It was back sometime in 2010 when I first learned about the term “beta”. StarCraft 2: Wings of Liberty was still months from release, yet some people - not internal testers, but people from the general gaming populace - were already playing it and getting an early taste of the highly-anticipated RTS. I wasn’t too surprised by my discovery of beta tests, but I was certainly fascinated. A few years later, I was all too eager to participate in the betas of Battlefield Play4Free, Warframe and Dota 2 because it seemed cool. It was more about the fun of playing these games early than contributing to the flow of feedback back then; I discovered later that not all betas were smooth, demo-like experiences. Now, close to the end of the decade, the idea of playing a game in its unfinished state is hardly alien anymore. On the other hand, the idea that you can’t criticise it because “it’s just a beta” still manages to befuddle me.
Like many things though, there’s nothing inherently wrong with the statement “it’s just a beta”. With alpha and beta tests having long been joined by the existence of early access releases, it’s indeed more important than ever for the consumer (and reviewer) to remember that the full release may differ from his or her current experience. When someone goes on a rant about the state of an early access title that’s still in pre-alpha, it does seem right to remind that person that an incomplete game should not be judged the same way a complete one should.
But when the “it’s just a beta” line is used as the primary answer to every single instance of criticism, I find myself taking issue with it.

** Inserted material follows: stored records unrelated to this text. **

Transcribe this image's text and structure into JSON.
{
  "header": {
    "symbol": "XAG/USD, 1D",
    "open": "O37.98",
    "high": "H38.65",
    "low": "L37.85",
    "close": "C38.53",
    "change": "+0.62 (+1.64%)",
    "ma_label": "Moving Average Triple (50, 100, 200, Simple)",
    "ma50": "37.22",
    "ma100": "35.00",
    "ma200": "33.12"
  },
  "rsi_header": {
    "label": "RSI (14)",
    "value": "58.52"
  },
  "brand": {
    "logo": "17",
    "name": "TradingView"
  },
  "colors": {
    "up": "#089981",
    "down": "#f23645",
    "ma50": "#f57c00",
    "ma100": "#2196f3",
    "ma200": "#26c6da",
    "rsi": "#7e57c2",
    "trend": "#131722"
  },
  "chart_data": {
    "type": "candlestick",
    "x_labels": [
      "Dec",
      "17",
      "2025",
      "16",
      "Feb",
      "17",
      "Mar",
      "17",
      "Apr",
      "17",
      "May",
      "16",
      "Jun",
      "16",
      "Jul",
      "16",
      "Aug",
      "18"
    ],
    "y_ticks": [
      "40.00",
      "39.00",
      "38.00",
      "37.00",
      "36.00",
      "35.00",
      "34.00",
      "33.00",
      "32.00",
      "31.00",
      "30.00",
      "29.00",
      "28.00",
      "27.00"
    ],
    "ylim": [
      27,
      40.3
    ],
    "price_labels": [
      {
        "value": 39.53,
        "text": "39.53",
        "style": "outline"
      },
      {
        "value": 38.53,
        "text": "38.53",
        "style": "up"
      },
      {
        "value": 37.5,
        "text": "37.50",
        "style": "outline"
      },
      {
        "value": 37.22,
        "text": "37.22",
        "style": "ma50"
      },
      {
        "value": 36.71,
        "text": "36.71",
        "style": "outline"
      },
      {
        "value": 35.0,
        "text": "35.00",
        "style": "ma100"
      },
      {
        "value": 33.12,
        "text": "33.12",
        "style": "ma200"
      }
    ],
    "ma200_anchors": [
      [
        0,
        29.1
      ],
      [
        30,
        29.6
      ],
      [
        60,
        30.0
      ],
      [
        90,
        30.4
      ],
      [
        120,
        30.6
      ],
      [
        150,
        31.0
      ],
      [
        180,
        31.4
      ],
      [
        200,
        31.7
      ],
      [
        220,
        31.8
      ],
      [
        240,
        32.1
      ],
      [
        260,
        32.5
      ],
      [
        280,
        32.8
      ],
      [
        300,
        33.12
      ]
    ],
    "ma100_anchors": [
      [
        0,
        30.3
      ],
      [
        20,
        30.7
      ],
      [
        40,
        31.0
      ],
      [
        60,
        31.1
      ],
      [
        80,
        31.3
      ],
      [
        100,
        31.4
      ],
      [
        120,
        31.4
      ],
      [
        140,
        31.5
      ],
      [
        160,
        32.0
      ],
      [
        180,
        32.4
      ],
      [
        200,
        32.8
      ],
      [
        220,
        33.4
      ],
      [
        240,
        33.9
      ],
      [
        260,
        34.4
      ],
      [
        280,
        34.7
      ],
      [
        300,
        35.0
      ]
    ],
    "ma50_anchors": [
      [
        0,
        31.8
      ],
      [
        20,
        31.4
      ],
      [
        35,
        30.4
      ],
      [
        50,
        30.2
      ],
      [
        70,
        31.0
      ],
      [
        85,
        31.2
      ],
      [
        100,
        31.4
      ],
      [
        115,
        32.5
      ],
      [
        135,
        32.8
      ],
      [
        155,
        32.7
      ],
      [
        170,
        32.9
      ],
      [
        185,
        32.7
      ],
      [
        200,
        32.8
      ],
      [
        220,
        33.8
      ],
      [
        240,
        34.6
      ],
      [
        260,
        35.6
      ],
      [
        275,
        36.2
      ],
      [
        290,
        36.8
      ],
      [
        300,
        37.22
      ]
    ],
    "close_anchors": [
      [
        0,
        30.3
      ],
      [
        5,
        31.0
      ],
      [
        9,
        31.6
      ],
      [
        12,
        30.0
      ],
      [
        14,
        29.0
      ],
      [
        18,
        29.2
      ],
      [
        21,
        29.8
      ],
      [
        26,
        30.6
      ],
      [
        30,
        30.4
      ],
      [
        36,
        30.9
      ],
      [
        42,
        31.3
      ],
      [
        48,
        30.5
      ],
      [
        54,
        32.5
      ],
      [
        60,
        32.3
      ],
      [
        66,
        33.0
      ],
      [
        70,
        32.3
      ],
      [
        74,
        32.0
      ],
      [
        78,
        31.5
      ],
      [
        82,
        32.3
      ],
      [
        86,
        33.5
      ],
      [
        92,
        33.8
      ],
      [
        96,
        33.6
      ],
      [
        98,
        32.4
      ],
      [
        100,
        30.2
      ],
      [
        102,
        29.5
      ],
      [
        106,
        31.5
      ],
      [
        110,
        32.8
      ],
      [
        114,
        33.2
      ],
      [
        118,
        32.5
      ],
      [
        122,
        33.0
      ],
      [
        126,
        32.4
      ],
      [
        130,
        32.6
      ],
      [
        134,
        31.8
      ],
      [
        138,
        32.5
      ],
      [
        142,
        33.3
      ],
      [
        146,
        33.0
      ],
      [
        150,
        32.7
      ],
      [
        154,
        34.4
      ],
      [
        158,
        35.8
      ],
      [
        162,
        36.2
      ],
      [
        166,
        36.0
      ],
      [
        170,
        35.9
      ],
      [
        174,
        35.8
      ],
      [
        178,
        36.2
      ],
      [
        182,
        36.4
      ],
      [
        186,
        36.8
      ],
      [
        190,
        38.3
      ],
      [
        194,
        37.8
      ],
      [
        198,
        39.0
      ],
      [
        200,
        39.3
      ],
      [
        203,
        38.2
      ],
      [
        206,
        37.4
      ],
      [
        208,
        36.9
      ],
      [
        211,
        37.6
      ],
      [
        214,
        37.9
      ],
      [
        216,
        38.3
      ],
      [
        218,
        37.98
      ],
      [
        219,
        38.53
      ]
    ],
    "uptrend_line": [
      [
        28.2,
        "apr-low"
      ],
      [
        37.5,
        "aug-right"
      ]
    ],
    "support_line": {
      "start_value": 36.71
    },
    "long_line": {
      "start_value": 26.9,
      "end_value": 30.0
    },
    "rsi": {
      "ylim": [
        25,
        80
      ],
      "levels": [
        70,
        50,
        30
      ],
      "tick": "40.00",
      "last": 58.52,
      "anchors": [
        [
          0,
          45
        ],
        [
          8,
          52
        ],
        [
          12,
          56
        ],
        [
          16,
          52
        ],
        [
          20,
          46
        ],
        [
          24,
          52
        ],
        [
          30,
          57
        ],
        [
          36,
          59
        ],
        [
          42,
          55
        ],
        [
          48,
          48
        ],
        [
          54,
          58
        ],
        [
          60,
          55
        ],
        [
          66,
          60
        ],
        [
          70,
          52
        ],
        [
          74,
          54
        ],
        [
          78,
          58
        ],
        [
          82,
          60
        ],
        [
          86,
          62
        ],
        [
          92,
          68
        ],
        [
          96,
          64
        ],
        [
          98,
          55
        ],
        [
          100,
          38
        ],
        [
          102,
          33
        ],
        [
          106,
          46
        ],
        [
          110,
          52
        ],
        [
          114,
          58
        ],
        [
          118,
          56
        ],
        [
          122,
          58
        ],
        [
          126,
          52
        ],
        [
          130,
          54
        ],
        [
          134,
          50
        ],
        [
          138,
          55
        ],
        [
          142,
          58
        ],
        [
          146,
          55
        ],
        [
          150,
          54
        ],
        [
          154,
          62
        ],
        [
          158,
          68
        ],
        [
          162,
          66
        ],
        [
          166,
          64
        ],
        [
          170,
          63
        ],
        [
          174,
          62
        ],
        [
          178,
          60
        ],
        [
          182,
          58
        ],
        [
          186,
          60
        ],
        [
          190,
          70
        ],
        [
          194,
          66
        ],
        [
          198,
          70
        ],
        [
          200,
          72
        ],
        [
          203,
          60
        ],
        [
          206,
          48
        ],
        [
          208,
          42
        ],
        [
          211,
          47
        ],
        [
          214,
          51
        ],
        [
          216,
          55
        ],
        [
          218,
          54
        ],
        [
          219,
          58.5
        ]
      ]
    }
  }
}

In such cases, that statement transforms from important reminder to a problematic message; that message being that because a game isn’t released, it’s immune to criticism and feedback.
Insurgency: Sandstorm is a recent example, and is in fact the reason this article was written as it was one of the most absurd cases of “it’s just a beta” I’d come across. Before the recent and frankly wise decision to delay the release date to December 12, the FPS was due to launch on September 18. The problem? It was (and is) in its second beta, and it was a beta that was not exactly running well for many (though far from all) people.
That the game wasn’t performing well for a good number of players so close to release seems like justifiable cause for concern and, indeed, expressing that concern. Shockingly, not all thought so. About a week before its original release date, a Steam user worried about Sandstorm’s performance was told that “it's a BETA. If you are not prepared to be a part of that then wait until it's released.” A day before that, another was told off for having the gall to expect decent performance from a beta, despite the full release being so close. And a few days earlier, someone took issue with the complaints about the beta’s bugs. “WHAT DO YOU THINK BETA MEANS?”, demanded that someone.
Yes, Bugs are Expected To Appear, but so are complaints and feedback because surely that’s the point developers run betas to begin with? Are developers supposed to read people’s minds instead? Are players supposed to simply ignore issues they encounter and assume that all will be well come launch day? If these posts had been made just an hour before the full release, would the “it’s just a beta” argument been invoked? Perhaps not, but such overzealous defenders might turn to saying things like: “Don’t worry, the developers will continue to work on fixes after launch, so let’s let this slide for now”, which is another problematic way of thinking.
But what if the same sort of defending happened for the betas of Call of Duty: Black Ops 4 or Battlefield 5, which are still more than a month off from release? Or Sandstorm itself, now that it’s coming out in two months’ time rather than in a week? Is it right to use the “it’s just a beta” line when there’s certainly less reason to be jumpy about the current performance state? What about early access games that are in a very early developmental state, where less-than-perfect performance is expected? Or pre-alphas and closed betas? Is the “it’s just a *insert state of game*” line acceptable in these cases?
In PC Gamer’s own addressal of the “it’s just a beta” issue, they noted that “one dev’s final beta is another’s pre-alpha test”. That one beta test can vary wildly in performance compared to another is certainly a vital thing to note, and players should definitely not expect a particular title’s beta to perform well simply because that was the experience they had with another beta. Neither should they expect amazing performance from an Early Access game simply because it’s being sold. The knowledge and expectation that a game still in development - whether in beta or some other unfinished state - may most likely run less-than-smoothly should definitely foster a sense of understanding. Crucially however, that understanding shouldn’t turn into a free pass for developers, especially when, to quote PC Gamer again, “plenty of high-profile games linger in pre-release form while being on sale for long periods”. Warframe, though free-to-play, is a good example, as it has ostensibly been in beta for half a decade now. Or Squad, which has been in Early Access since December 2015. It would be silly to withhold commenting on these games for years simply because they haven’t properly launched yet.
Ultimately though, it doesn’t matter how long a beta lasts or how far from release a game is. At the end of the day, Early Access releases, alphas and betas are done mainly so that developers can receive feedback from players during development (although cash may play a part too in some cases). That feedback also benefits fellow gamers who are curious about the state of a game. The “it’s just a beta” way of thinking simply stymies that feedback. Even if some comments end up sounding whiny or unconstructive, even if it sounds silly to talk about an alpha’s rough performance, I’d rather have some discussion and information than none at all.